I don't know. I don't think anyone knows. We're running this experiment in real-time on the entire world's information infrastructure.
Where This Leaves Us
Until recently, I was optimistic about adaptation. Now I'm realistic about transformation. The difference matters.
We're watching the controlled demolition of the open web and its replacement with something fundamentally different. The open web, where independent creators could publish, be discovered, and build sustainable businesses, is being replaced by a mediated experience where a handful of AI platforms synthesize and summarize everything, keeping users within their walls.
Google's court admission may have appeared to be verbal oopsie, but it wasn’t. Rather, it was an acknowledgment of what's already happened. The web's collapse is underway, visible in every publisher's analytics, every creator's revenue report, every marketer's attribution model.
But crisis creates opportunity. The harsh kind that rewards those who see reality clearly and adapt ruthlessly. The publishers pretending everything's fine will go under. The brands building for the old web will become invisible. The marketers optimizing for yesterday's metrics will wonder why nothing works anymore.
The ones who'll thrive are already accepting that the web we knew is gone and are building for what's actually emerging: a post-search world where discovery happens through conversation, where dark traffic carries your best customers, and where the entire middle layer of the internet gets compressed into AI responses.

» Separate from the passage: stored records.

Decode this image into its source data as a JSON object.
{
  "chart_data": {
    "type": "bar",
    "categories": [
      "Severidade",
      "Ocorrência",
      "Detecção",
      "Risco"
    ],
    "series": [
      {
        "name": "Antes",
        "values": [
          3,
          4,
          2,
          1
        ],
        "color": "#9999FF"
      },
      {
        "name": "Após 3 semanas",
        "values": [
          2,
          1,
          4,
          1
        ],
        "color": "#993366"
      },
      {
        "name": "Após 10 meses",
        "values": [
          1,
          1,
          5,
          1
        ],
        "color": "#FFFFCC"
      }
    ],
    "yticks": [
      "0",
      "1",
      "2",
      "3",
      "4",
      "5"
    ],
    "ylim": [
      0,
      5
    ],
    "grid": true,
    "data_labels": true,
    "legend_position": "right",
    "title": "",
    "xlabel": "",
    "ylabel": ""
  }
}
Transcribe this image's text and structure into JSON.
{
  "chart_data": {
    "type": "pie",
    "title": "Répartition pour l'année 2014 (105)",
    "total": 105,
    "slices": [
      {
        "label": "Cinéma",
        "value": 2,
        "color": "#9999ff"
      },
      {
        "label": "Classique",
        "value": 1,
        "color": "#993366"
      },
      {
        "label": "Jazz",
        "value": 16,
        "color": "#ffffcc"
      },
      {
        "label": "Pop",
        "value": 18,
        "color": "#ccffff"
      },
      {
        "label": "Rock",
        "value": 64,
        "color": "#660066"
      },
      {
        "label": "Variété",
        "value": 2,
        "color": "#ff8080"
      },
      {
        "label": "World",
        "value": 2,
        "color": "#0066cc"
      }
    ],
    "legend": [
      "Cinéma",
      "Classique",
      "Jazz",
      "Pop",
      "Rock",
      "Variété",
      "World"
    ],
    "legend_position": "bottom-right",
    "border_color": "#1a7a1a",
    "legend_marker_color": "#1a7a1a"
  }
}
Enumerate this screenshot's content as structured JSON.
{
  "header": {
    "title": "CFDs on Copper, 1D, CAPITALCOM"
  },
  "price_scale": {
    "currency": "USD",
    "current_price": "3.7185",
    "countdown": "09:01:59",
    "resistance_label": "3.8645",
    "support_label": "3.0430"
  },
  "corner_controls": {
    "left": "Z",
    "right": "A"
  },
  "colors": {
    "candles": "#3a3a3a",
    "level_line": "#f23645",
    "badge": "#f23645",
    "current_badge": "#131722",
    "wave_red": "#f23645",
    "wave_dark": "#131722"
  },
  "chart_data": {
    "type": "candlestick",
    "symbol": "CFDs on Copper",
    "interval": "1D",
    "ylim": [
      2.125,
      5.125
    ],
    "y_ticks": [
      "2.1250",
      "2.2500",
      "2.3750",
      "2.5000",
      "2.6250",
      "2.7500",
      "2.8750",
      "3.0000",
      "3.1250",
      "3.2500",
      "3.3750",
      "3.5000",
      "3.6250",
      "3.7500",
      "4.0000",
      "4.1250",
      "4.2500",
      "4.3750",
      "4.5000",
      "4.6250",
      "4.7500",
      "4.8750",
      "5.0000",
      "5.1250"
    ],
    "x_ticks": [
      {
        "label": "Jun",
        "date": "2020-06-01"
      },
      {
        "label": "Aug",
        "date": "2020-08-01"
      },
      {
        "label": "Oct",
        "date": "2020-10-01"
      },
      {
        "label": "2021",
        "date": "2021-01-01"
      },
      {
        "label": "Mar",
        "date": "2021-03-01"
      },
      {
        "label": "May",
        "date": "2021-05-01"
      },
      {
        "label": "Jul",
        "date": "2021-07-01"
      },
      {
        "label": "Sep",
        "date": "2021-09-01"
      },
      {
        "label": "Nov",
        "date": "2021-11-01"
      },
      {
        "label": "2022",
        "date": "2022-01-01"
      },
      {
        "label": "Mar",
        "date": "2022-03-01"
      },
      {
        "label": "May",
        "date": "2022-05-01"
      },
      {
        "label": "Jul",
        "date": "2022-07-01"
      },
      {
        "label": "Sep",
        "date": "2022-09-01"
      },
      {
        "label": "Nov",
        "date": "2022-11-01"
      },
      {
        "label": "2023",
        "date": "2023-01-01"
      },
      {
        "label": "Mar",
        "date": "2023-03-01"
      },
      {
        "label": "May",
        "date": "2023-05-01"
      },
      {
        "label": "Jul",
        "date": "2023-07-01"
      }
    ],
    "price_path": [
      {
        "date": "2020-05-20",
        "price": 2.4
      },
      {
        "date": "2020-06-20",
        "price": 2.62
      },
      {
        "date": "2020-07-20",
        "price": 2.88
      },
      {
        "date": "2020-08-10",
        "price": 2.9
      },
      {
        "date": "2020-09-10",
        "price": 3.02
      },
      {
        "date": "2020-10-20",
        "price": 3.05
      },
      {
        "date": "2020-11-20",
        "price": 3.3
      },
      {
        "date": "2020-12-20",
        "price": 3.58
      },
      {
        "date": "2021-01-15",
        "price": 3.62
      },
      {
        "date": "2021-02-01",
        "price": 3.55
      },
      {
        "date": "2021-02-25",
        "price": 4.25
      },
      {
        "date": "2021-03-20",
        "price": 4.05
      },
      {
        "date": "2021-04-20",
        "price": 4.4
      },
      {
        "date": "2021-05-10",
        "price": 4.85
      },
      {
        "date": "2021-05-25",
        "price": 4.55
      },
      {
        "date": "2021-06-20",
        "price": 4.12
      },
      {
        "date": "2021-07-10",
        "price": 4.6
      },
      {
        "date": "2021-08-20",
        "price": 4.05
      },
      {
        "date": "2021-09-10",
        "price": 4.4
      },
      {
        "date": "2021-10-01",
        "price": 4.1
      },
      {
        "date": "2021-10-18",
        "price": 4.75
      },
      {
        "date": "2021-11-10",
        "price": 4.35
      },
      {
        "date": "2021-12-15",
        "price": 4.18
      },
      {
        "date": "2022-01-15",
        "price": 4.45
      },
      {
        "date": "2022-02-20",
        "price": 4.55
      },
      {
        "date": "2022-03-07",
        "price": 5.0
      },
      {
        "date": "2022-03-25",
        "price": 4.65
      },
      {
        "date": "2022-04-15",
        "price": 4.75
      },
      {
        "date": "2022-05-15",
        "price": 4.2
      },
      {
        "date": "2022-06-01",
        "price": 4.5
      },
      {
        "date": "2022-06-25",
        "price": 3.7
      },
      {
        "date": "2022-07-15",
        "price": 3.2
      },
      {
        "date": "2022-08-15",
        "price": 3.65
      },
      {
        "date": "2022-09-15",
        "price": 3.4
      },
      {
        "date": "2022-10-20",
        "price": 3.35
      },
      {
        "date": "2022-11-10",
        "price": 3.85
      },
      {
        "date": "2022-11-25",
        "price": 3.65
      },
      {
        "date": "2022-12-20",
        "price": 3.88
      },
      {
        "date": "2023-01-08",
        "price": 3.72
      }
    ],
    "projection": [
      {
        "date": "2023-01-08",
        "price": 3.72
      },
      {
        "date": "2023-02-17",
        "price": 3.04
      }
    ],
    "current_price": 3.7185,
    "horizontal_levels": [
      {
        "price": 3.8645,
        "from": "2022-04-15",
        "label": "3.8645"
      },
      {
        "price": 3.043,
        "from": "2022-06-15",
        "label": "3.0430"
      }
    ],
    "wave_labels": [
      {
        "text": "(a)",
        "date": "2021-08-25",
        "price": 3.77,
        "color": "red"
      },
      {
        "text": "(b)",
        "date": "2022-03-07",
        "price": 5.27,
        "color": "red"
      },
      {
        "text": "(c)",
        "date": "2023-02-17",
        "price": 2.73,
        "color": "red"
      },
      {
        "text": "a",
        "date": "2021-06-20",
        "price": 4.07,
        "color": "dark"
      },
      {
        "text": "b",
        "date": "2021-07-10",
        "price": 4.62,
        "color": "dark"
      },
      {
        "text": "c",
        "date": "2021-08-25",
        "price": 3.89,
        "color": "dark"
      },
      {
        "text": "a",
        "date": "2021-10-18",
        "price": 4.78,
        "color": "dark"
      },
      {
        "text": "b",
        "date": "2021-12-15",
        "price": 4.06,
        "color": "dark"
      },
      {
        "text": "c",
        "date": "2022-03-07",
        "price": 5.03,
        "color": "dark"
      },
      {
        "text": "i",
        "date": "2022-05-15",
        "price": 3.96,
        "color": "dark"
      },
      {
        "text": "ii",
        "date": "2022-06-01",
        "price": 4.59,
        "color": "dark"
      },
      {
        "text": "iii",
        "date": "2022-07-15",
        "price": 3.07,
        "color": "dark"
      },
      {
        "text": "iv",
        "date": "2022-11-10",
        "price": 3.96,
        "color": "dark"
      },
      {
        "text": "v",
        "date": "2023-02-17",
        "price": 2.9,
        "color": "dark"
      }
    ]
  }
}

When I wrote that "SEO isn't dying, it's expanding." I wasn't wrong, exactly. I was just looking at the wrong scale. The entire framework that made SEO necessary is disappearing. We're optimizing for synthesis now, not search.
The web has entered metamorphosis. Most of us are still treating it like a caterpillar when it's already dissolving into undifferentiated goo, hoping to emerge as something with wings. Whether it becomes an iridescent butterfly or a fat, brown moth remains to be seen. But it will definitely no longer crawl.